— Allons, murmura-t-il, il ne peut rien, il ne tentera rien !
Et comme Jérôme Fandor l’avait salué d’un mot, comme il lui avait dit :
— Bonjour, papa.
Fantômas tranquillement, répondit, laissant à peine deviner une secrète ironie dans sa voix :
— Bonjour, mon fils…
Les deux hommes, cependant, se toisaient du regard et demeuraient frémissants l’un en face de l’autre.
Comment allait s’achever cette situation tragique entre toutes ?
M me Rambert, à cet instant, s’agita faiblement sur son lit.
— Mon Dieu ! faisait la vieille femme, fort éloignée, à la vérité, de deviner le drame extraordinaire qui se passait si près d’elle, mon Dieu ! Que je suis heureuse !
Puis elle ajoutait :
— Je ne souffre plus, vous pouvez parler… Parlez donc, mes bons amis…
Et son regard, où se lisait sa tendresse, allait de Fandor à Fantômas.

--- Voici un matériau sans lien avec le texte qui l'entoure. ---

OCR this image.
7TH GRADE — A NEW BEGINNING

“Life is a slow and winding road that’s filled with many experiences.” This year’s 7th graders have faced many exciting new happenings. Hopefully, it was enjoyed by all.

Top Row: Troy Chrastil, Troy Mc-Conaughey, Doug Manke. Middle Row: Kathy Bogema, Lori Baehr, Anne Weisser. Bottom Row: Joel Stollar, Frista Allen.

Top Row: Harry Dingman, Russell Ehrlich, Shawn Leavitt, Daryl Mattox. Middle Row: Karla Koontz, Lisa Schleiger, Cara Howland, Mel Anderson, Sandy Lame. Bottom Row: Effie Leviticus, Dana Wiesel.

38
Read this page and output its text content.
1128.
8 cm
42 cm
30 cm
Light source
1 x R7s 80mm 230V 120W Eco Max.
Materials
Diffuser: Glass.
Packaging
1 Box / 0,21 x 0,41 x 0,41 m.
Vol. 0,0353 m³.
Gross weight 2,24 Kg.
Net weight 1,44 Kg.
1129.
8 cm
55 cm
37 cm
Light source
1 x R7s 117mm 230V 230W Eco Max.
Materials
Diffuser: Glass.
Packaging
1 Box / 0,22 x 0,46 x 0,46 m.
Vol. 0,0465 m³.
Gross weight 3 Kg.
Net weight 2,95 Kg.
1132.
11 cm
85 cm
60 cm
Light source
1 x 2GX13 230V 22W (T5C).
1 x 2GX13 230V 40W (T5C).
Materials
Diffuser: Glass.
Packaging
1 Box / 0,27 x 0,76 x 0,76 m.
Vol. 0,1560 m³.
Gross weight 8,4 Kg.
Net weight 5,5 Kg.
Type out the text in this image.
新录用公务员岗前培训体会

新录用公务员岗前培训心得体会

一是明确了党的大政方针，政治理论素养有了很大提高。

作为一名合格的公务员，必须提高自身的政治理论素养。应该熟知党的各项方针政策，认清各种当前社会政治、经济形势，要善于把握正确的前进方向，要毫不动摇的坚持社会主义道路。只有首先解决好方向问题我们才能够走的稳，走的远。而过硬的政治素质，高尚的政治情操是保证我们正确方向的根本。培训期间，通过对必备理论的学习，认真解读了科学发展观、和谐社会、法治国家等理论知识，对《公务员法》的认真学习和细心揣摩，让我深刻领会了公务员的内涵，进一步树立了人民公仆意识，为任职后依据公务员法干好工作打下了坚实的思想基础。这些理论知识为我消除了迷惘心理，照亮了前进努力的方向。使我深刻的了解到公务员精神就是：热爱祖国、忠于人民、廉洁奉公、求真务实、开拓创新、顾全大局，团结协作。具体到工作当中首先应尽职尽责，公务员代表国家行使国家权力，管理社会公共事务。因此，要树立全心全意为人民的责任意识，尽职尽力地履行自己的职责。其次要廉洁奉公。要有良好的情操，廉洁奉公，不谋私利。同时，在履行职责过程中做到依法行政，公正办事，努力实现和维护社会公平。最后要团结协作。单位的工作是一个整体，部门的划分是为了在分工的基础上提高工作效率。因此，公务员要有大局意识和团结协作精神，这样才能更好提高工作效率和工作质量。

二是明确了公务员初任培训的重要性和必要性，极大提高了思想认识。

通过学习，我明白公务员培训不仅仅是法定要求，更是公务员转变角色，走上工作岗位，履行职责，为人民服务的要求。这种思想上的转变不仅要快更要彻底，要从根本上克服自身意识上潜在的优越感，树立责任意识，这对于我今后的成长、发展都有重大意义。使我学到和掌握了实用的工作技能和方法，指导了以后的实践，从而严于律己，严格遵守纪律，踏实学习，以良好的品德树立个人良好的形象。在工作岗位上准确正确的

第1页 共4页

Fandor, cependant, saisissait l’occasion que lui tendait sa mère pour tâcher de dénouer une situation qui persistait.
— Non, répondit-il, ma chère maman, il ne faut pas que nous causions ici. Nous avons tant de choses à nous dire, tant de souvenirs à évoquer, mon père et moi, que nous vous fatiguerions certainement. Pourquoi vous troubler ainsi, d’ailleurs ? Voulez-vous nous permettre de nous absenter quelques minutes ? Père et moi nous causerons, nous reviendrons vous voir ensuite.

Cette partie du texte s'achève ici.